Two regional Victorian hospitals had no cash available to pay their bills at the end of last year, but state authorities maintain patient care was not compromised.
The revelations are contained in leaked health data from December after health services suddenly stopped reporting how many days of cash they had in their most recent annual reports.
Corryong and West Wimmera health services each had $0 available cash in December, according to the document leaked to the opposition and provided to this masthead.
Hesse Rural Health had just $500,000 available, marginally less than the $600,000 held by Omeo District Health and $700,000 at Beechworth Health Service.
While health services had more total money available, this included infrastructure funds, for example, which could not go towards wages, invoices and bills.
Previously, health services have reported how many days of cash they had available at the end of each month and the average time it took to pay trade creditors. But these performance measures disappeared from their annual reports in 2024-25.
The change prompted criticism from the Coalition and the Greens.
Hospitals Victoria, established by the government in 2024, said it worked closely with health services to manage their budgets.
“For smaller services in particular, cash on hand can fluctuate due to the normal timing of reporting, payments and funding cycles. These short‑term movements are expected and do not indicate financial risk,” a spokesman said.

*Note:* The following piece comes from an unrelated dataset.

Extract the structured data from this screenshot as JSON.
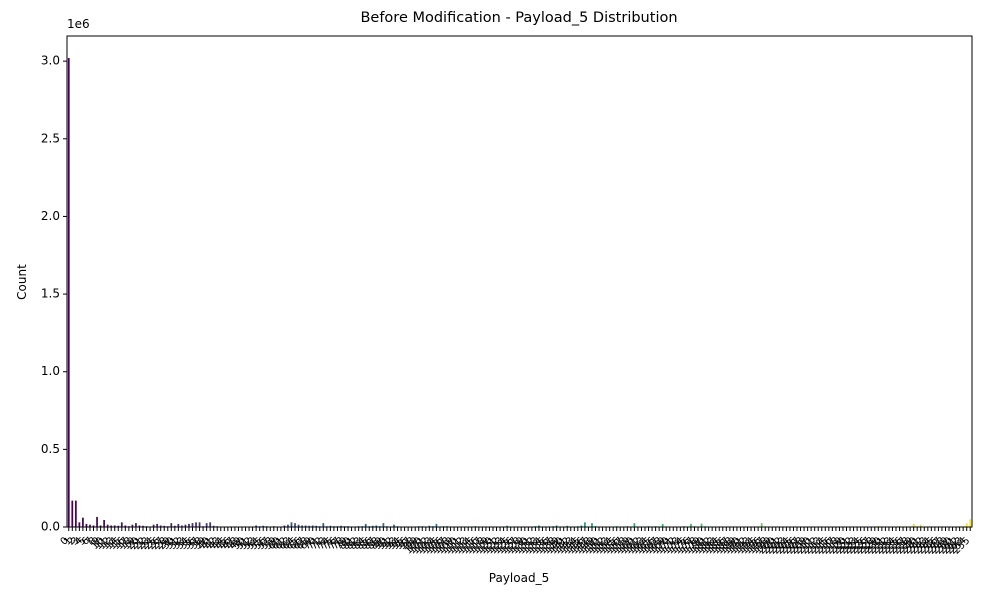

“All Victorian health services had the funding they needed at the end of 2025 to meet their financial obligations and maintain high‑quality care.”
Victoria’s public hospitals typically aim to have 14 days of available cash at the end of each calendar month for unexpected costs and to avoid the government having to top up their funding. In late 2020, the government also committed to pay supplier invoices from small businesses – such as cleaning or laundry services at smaller health services – within 10 business days for contracts below $3 million. Some of Melbourne’s largest health services were still failing this.

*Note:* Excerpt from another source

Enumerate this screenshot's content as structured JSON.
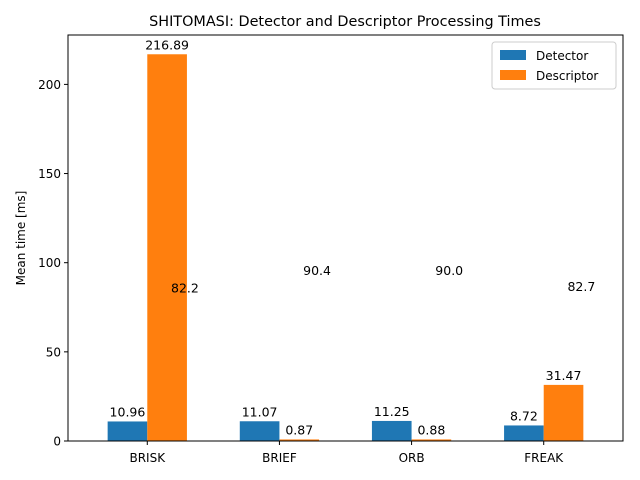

Opposition Leader Jess Wilson said Victoria’s health system “remains on financial life support” and said the estimated $15 billion lost through the Big Build, revealed in a report into CFMEU corruption by Geoffrey Watson, came at the detriment of essential services.
“Fifteen billion could fund every single Victorian hospital for the best part of a year, but instead, that money has been lost to organised criminals and bikies all whilst health services suffer,” Wilson said.
“Only a Liberal and Nationals government I lead will stop the waste, clean up the books and sustainably invest in our health system through our essential services guarantee.”
A Victorian government spokeswoman said Labor had delivered record funding for hospitals, including more than $31 billion in health funding this year.
“This massive funding boost is giving every public hospital the certainty to plan for the future and keep delivering the world-class care Victorians rely on.”
The government gave health services a $1.5 billion bailout in 2024, prompting then-treasurer Tim Pallas to insist hospitals keep to their budgets.